Fragrant heather blossom honey is a major ingredient for the Scottish liqueur ‘Drambuie’. Heather, which gives cover and protection for young birds, and whose leaf and flower buds provide food, is the favored habitat of grouse (have you ever tasted ‘Famous Grouse’ whisky?)
When I went into the Simien Mountains of Ethiopia in 1967 I had read about Giant Heather but was not prepared for its impact on me. The Latin name for African Alpine Giant Heather is also Erica. Its tiny leaves, flowers, fragrance and so on are just like our Celtic Heather, but it is a giant! In the Simien, at an altitude of 2000-3500 metres, Giant Heather trees could grow 8 metres high, with trunks 40 cms. in diameters. They were festooned with Old Man’s Beard lichens.
The reddish, dense wood made excellent firewood (one of the reasons for its near extinction in many parts of Ethiopia.
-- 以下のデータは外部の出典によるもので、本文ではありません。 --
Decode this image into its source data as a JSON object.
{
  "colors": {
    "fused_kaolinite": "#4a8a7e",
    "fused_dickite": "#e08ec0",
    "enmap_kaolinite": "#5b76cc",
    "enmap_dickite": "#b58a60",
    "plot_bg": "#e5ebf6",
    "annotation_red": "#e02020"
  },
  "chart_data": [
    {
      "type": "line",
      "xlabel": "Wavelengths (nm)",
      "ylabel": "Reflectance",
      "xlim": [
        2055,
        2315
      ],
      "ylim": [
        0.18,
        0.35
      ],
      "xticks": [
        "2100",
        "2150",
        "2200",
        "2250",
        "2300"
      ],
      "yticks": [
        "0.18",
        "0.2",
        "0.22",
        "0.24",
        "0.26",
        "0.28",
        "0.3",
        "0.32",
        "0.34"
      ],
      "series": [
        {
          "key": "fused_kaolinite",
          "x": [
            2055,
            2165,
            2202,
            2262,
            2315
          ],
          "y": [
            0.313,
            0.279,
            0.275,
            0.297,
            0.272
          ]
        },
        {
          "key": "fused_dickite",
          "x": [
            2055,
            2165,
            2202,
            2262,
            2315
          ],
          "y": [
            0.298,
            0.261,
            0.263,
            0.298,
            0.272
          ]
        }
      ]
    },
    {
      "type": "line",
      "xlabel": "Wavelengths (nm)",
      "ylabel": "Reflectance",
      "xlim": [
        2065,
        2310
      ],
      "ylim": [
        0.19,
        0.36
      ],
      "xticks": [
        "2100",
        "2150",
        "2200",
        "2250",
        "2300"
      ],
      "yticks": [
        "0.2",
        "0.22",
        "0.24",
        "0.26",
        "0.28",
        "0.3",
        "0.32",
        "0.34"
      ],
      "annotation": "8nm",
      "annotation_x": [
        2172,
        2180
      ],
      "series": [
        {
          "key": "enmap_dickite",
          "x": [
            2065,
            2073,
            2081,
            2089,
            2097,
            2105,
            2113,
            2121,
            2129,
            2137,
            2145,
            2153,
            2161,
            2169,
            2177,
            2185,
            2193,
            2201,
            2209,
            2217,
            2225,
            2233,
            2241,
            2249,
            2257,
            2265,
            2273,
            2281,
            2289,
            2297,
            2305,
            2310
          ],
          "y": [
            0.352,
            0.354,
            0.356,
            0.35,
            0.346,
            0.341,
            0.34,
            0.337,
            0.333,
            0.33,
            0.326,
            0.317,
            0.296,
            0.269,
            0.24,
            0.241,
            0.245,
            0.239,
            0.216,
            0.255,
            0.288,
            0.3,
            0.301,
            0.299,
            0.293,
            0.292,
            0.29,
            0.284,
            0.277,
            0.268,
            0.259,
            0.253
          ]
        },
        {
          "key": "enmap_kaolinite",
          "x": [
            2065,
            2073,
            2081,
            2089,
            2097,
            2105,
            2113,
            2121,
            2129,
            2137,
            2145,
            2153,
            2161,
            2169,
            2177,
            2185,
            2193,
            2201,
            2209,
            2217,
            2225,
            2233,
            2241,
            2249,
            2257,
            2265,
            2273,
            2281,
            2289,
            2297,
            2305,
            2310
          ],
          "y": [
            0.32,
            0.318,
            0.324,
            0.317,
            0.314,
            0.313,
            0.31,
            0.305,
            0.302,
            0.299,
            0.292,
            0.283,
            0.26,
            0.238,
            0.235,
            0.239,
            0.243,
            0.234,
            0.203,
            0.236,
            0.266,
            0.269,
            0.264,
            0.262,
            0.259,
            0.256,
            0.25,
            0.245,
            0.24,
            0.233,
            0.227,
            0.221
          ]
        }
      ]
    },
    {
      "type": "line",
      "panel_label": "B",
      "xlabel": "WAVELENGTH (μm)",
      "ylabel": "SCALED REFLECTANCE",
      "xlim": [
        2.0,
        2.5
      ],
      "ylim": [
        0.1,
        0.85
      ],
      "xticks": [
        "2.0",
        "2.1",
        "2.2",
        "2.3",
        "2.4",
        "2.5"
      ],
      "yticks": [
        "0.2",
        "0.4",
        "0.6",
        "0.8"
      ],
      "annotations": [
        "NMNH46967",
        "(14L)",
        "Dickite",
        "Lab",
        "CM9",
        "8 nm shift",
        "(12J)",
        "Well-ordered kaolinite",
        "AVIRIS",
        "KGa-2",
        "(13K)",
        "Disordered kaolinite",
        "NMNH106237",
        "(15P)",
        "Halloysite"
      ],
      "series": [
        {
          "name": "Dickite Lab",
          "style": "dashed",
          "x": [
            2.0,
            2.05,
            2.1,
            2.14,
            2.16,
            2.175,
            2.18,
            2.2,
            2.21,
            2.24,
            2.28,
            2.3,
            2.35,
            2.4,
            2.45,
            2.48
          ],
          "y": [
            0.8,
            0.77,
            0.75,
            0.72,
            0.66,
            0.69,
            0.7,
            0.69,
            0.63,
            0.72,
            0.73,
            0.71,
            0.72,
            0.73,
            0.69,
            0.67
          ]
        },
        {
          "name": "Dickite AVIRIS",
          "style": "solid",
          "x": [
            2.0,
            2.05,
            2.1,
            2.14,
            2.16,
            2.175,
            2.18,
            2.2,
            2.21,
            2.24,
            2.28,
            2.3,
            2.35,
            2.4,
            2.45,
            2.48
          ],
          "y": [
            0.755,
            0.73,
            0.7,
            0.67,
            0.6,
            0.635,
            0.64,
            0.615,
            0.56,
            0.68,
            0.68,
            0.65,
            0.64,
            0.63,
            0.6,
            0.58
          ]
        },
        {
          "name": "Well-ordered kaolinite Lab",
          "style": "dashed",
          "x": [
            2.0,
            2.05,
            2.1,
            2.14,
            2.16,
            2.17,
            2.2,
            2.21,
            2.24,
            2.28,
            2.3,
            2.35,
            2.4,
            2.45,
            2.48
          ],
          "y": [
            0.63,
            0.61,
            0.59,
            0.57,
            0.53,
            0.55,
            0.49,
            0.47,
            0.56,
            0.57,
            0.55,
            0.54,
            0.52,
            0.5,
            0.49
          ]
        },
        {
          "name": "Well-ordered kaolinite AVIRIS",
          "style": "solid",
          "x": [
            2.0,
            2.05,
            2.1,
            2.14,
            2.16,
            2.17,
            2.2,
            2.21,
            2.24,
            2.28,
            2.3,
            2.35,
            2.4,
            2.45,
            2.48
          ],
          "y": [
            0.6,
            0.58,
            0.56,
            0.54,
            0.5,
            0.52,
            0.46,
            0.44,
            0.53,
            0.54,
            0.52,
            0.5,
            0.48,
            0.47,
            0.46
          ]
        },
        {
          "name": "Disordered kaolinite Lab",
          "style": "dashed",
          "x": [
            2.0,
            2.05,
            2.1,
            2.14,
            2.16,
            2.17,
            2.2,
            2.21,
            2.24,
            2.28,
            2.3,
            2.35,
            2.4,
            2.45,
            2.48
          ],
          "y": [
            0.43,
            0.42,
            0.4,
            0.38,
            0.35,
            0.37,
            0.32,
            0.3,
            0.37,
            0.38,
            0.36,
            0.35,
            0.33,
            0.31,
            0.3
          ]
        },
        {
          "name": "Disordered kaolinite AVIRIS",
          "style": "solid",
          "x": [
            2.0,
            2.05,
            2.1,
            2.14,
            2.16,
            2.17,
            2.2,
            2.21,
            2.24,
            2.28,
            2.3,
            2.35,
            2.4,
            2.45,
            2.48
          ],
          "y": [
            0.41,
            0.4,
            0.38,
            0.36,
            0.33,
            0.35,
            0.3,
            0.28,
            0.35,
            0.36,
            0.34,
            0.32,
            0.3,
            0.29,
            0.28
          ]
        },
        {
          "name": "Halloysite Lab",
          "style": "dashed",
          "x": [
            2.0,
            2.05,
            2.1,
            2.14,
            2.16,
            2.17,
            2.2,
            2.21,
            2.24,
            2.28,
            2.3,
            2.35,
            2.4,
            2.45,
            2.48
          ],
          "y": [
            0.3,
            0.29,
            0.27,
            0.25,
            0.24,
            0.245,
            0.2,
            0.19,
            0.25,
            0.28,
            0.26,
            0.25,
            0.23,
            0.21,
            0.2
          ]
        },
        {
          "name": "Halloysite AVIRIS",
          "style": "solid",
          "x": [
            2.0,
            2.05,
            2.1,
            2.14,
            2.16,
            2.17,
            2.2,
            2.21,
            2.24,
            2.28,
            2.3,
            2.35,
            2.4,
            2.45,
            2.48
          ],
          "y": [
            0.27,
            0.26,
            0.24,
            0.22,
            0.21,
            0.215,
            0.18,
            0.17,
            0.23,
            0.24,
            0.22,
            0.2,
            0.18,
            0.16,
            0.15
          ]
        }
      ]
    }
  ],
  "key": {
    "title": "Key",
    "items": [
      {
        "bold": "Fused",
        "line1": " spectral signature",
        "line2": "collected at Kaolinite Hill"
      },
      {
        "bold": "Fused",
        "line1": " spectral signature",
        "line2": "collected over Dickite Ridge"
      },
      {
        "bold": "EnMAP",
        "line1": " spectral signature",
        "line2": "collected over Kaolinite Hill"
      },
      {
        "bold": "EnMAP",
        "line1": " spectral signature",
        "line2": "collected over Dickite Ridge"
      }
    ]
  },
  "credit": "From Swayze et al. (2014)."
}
…Giant Heather honey is treasured by Ethiopian highlanders as the basic ingredient for brewing a yellow-colored mead called ‘tedj’—national drink of Ethiopia.
We did our best to protect the Giant Heather woodlands, so essential for wildlife and water-retention, but the gathering of firewood, over-grazing by sheep, goats, cattle, horses and donkeys and ensuing erosion has seen the loss of about 90 % of this lovely tree since I served in the Simien Mountains as Game Warden in 1967-1970.
C.W.Nicol
10.2019
C.W.ニコル
作家・1940年イギリス南ウェールズ生まれ。1995年日本国籍取得。カナダ水産調査局北極生物研究所の技官・環境局の環境問題緊急対策官やエチオピアのシミエン山岳国立公園の公園長など世界各地で環境保護活動を行い、1980年から長野県在住。1984年から荒れ果てた里山を購入し「アファンの森」と名づけ、森の再生活動を始める。2005年、その活動が認められエリザベス女王から名誉大英勲章を賜る。2011年、2016年に天皇、皇后両陛下がアファンの森をご視察された。